LLM-Auction: Generative Auction towards LLM-Native Advertising
- URL: http://arxiv.org/abs/2512.10551v1
- Date: Thu, 11 Dec 2025 11:31:20 GMT
- Title: LLM-Auction: Generative Auction towards LLM-Native Advertising
- Authors: Chujie Zhao, Qun Hu, Shiping Song, Dagui Chen, Han Zhu, Jian Xu, Bo Zheng,
- Abstract summary: We propose a learning-based generative auction mechanism that integrates auction and LLM generation for LLM-native advertising.<n>We introduce Iterative Reward-Preference Optimization (IRPO) algorithm that alternately optimize the reward model and the LLM.<n>We show that LLM-Auction significantly outperforms existing baselines in allocation efficiency, while achieving the desired mechanism properties.

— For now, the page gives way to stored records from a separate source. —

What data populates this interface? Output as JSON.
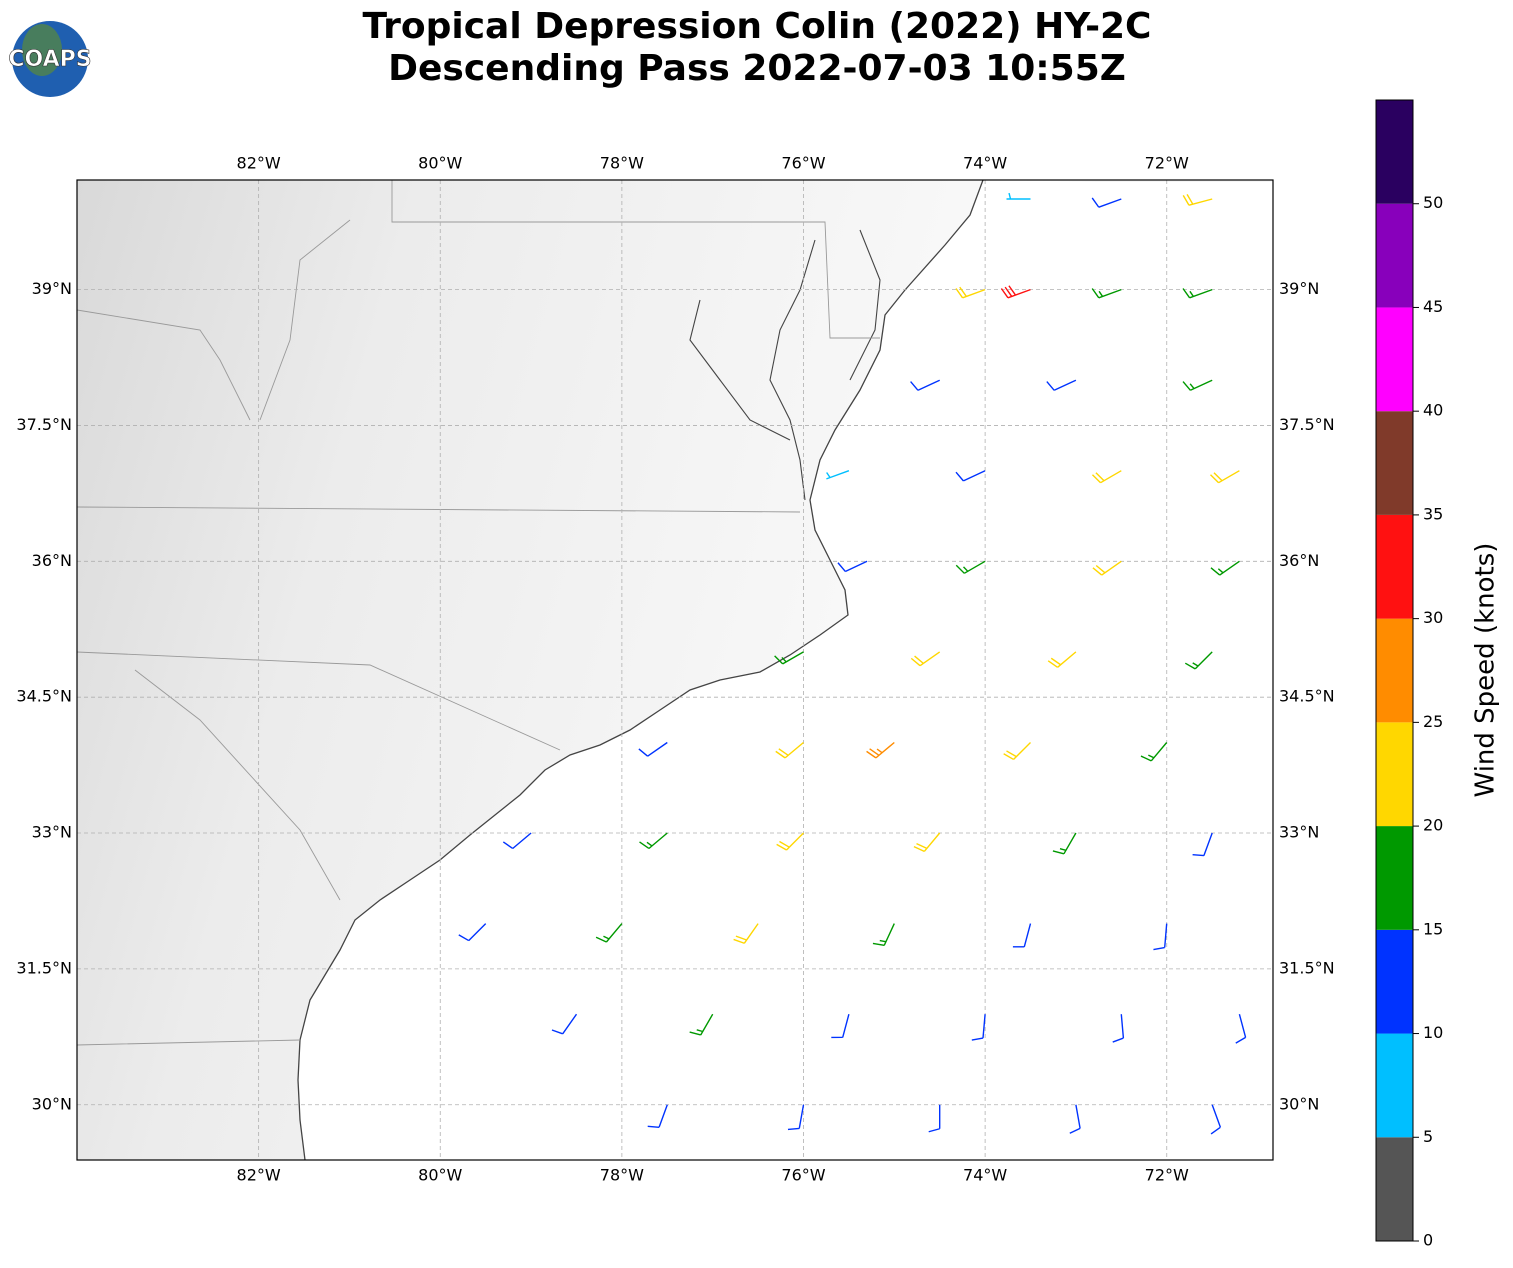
{
  "chart_data": {
    "type": "barbs",
    "logo": "COAPS",
    "title": "Tropical Depression Colin (2022) HY-2C",
    "subtitle": "Descending Pass 2022-07-03 10:55Z",
    "xlim": [
      -84,
      -70.83
    ],
    "ylim": [
      29.39,
      40.21
    ],
    "xticks": [
      {
        "value": -82,
        "label": "82°W"
      },
      {
        "value": -80,
        "label": "80°W"
      },
      {
        "value": -78,
        "label": "78°W"
      },
      {
        "value": -76,
        "label": "76°W"
      },
      {
        "value": -74,
        "label": "74°W"
      },
      {
        "value": -72,
        "label": "72°W"
      }
    ],
    "yticks": [
      {
        "value": 30,
        "label": "30°N"
      },
      {
        "value": 31.5,
        "label": "31.5°N"
      },
      {
        "value": 33,
        "label": "33°N"
      },
      {
        "value": 34.5,
        "label": "34.5°N"
      },
      {
        "value": 36,
        "label": "36°N"
      },
      {
        "value": 37.5,
        "label": "37.5°N"
      },
      {
        "value": 39,
        "label": "39°N"
      }
    ],
    "grid": true,
    "barbs": {
      "lon": [
        -77.5,
        -76,
        -74.5,
        -73,
        -71.5,
        -78.5,
        -77,
        -75.5,
        -74,
        -72.5,
        -71.2,
        -79.5,
        -78,
        -76.5,
        -75,
        -73.5,
        -72,
        -79,
        -77.5,
        -76,
        -74.5,
        -73,
        -71.5,
        -77.5,
        -76,
        -75,
        -73.5,
        -72,
        -76,
        -74.5,
        -73,
        -71.5,
        -75.3,
        -74,
        -72.5,
        -71.2,
        -75.5,
        -74,
        -72.5,
        -71.2,
        -74.5,
        -73,
        -71.5,
        -74,
        -73.5,
        -72.5,
        -71.5,
        -73.5,
        -72.5,
        -71.5
      ],
      "lat": [
        30,
        30,
        30,
        30,
        30,
        31,
        31,
        31,
        31,
        31,
        31,
        32,
        32,
        32,
        32,
        32,
        32,
        33,
        33,
        33,
        33,
        33,
        33,
        34,
        34,
        34,
        34,
        34,
        35,
        35,
        35,
        35,
        36,
        36,
        36,
        36,
        37,
        37,
        37,
        37,
        38,
        38,
        38,
        39,
        39,
        39,
        39,
        40,
        40,
        40
      ],
      "speed": [
        12,
        12,
        12,
        13,
        13,
        13,
        17,
        14,
        13,
        13,
        13,
        13,
        17,
        22,
        18,
        14,
        13,
        12,
        18,
        23,
        24,
        18,
        14,
        13,
        22,
        26,
        22,
        18,
        16,
        22,
        21,
        18,
        13,
        19,
        22,
        18,
        8,
        13,
        21,
        23,
        12,
        14,
        18,
        22,
        31,
        18,
        16,
        9,
        13,
        22
      ],
      "direction": [
        200,
        190,
        180,
        170,
        160,
        215,
        210,
        195,
        185,
        175,
        165,
        225,
        220,
        215,
        205,
        195,
        185,
        230,
        230,
        225,
        220,
        210,
        200,
        235,
        230,
        230,
        225,
        220,
        240,
        235,
        230,
        225,
        245,
        240,
        235,
        235,
        250,
        245,
        240,
        240,
        245,
        245,
        245,
        250,
        250,
        250,
        250,
        270,
        250,
        255
      ]
    },
    "colorbar": {
      "label": "Wind Speed (knots)",
      "bounds": [
        0,
        5,
        10,
        15,
        20,
        25,
        30,
        35,
        40,
        45,
        50,
        55
      ],
      "colors": [
        "#555555",
        "#00bfff",
        "#0033ff",
        "#009900",
        "#ffd700",
        "#ff8c00",
        "#ff1111",
        "#803a2a",
        "#ff00ff",
        "#8800bb",
        "#2a0060"
      ],
      "ticks": [
        0,
        5,
        10,
        15,
        20,
        25,
        30,
        35,
        40,
        45,
        50
      ]
    }
  }
}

- Score: 10.695066036409274
- License: http://arxiv.org/licenses/nonexclusive-distrib/1.0/
- Abstract: The rapid advancement of large language models (LLMs) necessitates novel monetization strategies, among which LLM-native advertising has emerged as a promising paradigm by naturally integrating advertisement within LLM-generated responses. However, this paradigm fundamentally shifts the auction object from discrete ad slots to the distribution over LLM outputs, posing new challenges for designing auction mechanisms. Existing mechanisms for LLM-native advertising adopt frameworks that decouple auction and generation, which either ignore externalities or require multiple LLM inferences for ad allocation, rendering them impractical for industrial scenarios. To address these challenges, we propose LLM-Auction, which to the best of our knowledge is the first learning-based generative auction mechanism that integrates auction and LLM generation for LLM-native advertising. By formulating the allocation optimization as a preference alignment problem between LLM outputs and the mechanism's objective which reflects both advertisers' expected value and user experience, we introduce Iterative Reward-Preference Optimization (IRPO) algorithm that alternately optimizes the reward model and the LLM. This approach enables the LLM to inherently model allocation externalities without any extra inference cost. We further identify the allocation monotonicity and continuity of LLM-Auction, which allows us to prove that a simple first-price payment rule exhibits favorable incentive properties. Additionally, we design an LLM-as-a-judge simulation environment to facilitate large-scale data construction and enable comprehensive quantitative evaluation of the mechanism's performance. Extensive quantitative and qualitative experiments demonstrate that LLM-Auction significantly outperforms existing baselines in allocation efficiency, while achieving the desired mechanism properties.